|S.R. Karfelt/The Glitter Globe|
"I don't know what to say except it's Christmas and we're all in misery." ~Christmas Vacation Quote
It's true. The pressure for Christmas JOY and perfection has permeated society to our mitochondria. My Saturday book-signings this time of year have backed up my Christmas misery theory.
December Saturdays are frantic shopping days for those of us exhausted from a long workweek. People want to get in and out of stores as fast as possible because they have a list of things to do. It surprised me how many shoppers told me they're exhausted, tired, can't keep up, don't even read anymore because they're too tired to do the things they used to love.
At book-signings I bring good chocolate and a pile of bookmarks. Some are for my books, but I bring some from my travels too. Ancient Egyptian scenes painted on papyrus that I got in Egypt and some from museums in Greece and Amsterdam are pretty popular.
But I didn't give any of them to the tired shoppers. They didn't want free stuff. They didn't even want chocolate. They wanted someone to listen, someone to hear their stress, someone to pay attention.
I gave them my time and listened.
It's not a big thing, but it's a bit of everyday magic. What I've found is that the quiet kindness is worth it. I don't offer unsolicited advice. I listen. I don't pretend to hear while thinking about something clever to say either.
In our crazy busy lives I think it's something people need. We all want to be heard. Don't get me wrong. I'm not anxious to sit next to someone on a plane and hear their life story word vomit. I'm simply talking about communication. When someone is talking, take a moment to hear them.
As a friend often says, "Put your listening ears on."
Maybe communication is the key. If I take the time and energy to hear someone, we've made some type of connection. It's not a lasting friendship. I'll likely never see them again. But for a brief moment I saw and heard someone even if it's a stranger at a roadside stop, a checkout line, or at a book-signing.
All those little communications add up to a satisfying life. It's time well spent.
It's the secret to my happiness, anyway.
Sometimes I go to a Benedictine Monastery. There's one here in The Shire. They have signs in their gift shop that say...
"The greatest gift you can give someone is to listen."
I have found it to be true. Listening is my superpower. I can listen and I do it all the time. Except when my husband's talking about fishing or archery. I just drift right off into what Kahtar and Beth are doing now. Should I decide to continue that story I'm always ready.
For years I thought it's kind of great to be a writer and have a face that people want to talk to. But I've come to realize that the real reason people tell me things is only because I listen.
Listening isn't all that easy. It can be downright exhausting.
When I'm listening I sometimes feel what the other person is saying and feeling. Sometimes it's sad. Sometimes it's wonderful.
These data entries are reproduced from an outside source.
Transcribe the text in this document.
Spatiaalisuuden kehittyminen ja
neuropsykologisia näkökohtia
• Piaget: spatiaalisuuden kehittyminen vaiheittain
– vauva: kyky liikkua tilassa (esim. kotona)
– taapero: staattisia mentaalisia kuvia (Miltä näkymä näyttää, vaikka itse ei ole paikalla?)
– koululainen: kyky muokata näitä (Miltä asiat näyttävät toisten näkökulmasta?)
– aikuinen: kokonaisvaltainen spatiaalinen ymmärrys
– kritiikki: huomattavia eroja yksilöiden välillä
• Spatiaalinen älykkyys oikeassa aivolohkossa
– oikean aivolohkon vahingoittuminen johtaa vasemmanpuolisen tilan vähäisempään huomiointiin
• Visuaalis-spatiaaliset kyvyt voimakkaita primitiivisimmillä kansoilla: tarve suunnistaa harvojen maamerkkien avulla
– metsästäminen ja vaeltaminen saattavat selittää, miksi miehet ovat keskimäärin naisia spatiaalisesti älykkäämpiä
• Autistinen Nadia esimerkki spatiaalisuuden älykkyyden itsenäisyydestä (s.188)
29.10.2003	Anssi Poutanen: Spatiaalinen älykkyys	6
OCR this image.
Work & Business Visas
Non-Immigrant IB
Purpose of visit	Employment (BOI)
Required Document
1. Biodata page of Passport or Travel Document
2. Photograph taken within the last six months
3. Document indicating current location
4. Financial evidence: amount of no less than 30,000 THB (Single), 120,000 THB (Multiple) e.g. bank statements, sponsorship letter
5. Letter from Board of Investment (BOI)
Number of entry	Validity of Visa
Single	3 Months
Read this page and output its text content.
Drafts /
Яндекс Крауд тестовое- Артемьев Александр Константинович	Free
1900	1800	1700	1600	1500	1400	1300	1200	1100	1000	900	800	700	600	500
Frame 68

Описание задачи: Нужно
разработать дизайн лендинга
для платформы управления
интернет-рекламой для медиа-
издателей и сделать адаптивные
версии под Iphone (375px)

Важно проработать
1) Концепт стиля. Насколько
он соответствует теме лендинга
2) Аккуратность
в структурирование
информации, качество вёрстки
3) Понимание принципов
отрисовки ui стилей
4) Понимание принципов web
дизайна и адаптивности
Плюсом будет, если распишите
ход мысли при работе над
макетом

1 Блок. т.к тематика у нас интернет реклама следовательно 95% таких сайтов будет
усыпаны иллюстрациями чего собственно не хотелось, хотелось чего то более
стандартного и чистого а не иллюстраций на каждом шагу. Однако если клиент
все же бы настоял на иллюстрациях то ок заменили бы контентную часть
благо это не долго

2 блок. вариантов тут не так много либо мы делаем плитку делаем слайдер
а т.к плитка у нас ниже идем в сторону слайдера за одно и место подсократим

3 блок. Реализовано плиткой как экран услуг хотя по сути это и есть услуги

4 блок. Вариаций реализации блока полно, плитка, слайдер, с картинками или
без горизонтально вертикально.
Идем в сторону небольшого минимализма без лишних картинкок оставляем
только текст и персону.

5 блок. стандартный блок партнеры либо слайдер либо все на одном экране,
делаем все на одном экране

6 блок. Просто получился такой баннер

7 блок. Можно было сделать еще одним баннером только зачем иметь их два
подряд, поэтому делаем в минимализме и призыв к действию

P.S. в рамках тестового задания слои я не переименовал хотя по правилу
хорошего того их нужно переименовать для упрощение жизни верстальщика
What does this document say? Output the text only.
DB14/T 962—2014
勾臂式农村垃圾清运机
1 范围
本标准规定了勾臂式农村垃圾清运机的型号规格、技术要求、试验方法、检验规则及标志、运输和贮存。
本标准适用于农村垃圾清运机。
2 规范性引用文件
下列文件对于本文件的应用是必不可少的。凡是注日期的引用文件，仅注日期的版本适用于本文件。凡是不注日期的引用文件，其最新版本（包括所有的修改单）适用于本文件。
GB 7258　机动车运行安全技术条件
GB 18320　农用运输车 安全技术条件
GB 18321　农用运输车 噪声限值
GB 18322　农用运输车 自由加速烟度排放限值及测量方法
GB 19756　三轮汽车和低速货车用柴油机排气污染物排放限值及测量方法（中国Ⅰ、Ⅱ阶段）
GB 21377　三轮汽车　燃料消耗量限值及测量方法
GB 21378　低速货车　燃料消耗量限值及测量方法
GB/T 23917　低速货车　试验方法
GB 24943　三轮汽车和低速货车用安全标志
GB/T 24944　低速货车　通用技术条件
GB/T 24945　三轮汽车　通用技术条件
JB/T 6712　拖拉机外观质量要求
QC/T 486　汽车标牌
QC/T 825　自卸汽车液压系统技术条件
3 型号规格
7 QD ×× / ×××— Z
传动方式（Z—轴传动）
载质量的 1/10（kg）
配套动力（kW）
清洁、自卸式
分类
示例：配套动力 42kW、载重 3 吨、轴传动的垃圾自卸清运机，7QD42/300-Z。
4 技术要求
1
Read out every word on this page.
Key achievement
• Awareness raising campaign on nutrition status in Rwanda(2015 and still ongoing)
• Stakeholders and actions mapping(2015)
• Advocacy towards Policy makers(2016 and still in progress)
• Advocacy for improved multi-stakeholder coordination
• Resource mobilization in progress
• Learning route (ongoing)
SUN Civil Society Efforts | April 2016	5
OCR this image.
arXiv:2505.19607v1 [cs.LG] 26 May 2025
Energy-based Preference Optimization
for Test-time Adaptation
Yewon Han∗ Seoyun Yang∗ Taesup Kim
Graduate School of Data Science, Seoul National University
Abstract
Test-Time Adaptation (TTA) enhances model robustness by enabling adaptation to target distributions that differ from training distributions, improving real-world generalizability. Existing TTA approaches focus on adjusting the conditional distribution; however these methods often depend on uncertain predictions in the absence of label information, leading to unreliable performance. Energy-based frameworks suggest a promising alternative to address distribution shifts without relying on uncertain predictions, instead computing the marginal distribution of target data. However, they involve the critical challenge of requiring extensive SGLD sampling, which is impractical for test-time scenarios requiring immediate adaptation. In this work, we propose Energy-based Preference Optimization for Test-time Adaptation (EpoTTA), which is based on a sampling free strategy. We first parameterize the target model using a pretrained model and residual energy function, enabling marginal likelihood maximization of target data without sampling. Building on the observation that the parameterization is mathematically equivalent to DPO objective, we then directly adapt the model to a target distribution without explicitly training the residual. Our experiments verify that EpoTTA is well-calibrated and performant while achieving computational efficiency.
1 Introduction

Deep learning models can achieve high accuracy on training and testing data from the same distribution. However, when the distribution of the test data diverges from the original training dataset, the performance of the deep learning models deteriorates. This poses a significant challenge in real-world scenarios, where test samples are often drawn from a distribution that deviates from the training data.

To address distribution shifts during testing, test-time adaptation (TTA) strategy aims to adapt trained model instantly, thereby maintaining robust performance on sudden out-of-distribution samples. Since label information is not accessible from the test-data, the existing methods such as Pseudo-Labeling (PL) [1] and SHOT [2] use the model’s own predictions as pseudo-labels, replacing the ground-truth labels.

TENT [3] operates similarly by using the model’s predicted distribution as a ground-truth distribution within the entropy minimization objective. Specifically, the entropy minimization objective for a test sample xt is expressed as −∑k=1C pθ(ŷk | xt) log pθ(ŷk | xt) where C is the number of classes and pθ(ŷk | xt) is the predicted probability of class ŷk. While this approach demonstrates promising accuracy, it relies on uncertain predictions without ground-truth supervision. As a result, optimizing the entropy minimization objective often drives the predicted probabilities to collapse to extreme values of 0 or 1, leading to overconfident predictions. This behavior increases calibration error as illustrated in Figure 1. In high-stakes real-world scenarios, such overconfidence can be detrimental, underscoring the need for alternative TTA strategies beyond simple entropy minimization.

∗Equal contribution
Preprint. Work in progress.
Occasionally I'll return from a long day of listening and lay down on the floor in absolute quiet to recharge. But just as often it invigorates me and makes me more patient with impatience, like grouchy DMV employees or rude drivers. Everyone has their reasons. Most people are doing the best they can.
At my book-signing this past weekend a woman went past me pushing her walker in front of her. She had two Christmas pillows perched on it as she headed for the checkout area. They had chickadees on them in snow scenes. That's the kind of stuff that bookstores sell now. Not to mention LEGOS, games, chai tea, and epic journals. But I digress.
One of the pillows slipped off her walker and I picked it up for her. She proceeded to launch into a story of how her mother trained chickadees to eat out of not just her hand, but all the kids too. It was a great story. I filed it away in my writer brain for future use.
Listening has extra benefits for writers. Priceless material.
Sometimes people tell me awful things. Like about the time someone hurt them. Sometimes it's something intensely private and they will add, "I don't know why I'm telling you this."
Well, I know why. It's because I listen.
Occasionally someone will tell me what a very nice person I am
after I've been listening to them. It makes me feel like a fraud. In some ways I'm every story I write. A warrior, an assassin, a storyteller, and a bitch witch. I'm not nice. Ask my husband. Ask any telemarketer who has the misfortune to actually get me on the phone. (I so do not listen to them. I'm no saint.) I can make them cry and I'm not proud of that. It's only that I'm sometimes kind, and I have a super power. I listen.
More people should try it. In this wonderful world where so many people are talking all at the same time, hardly anyone is listening. If you've always wanted to do some magic, why not give it a try?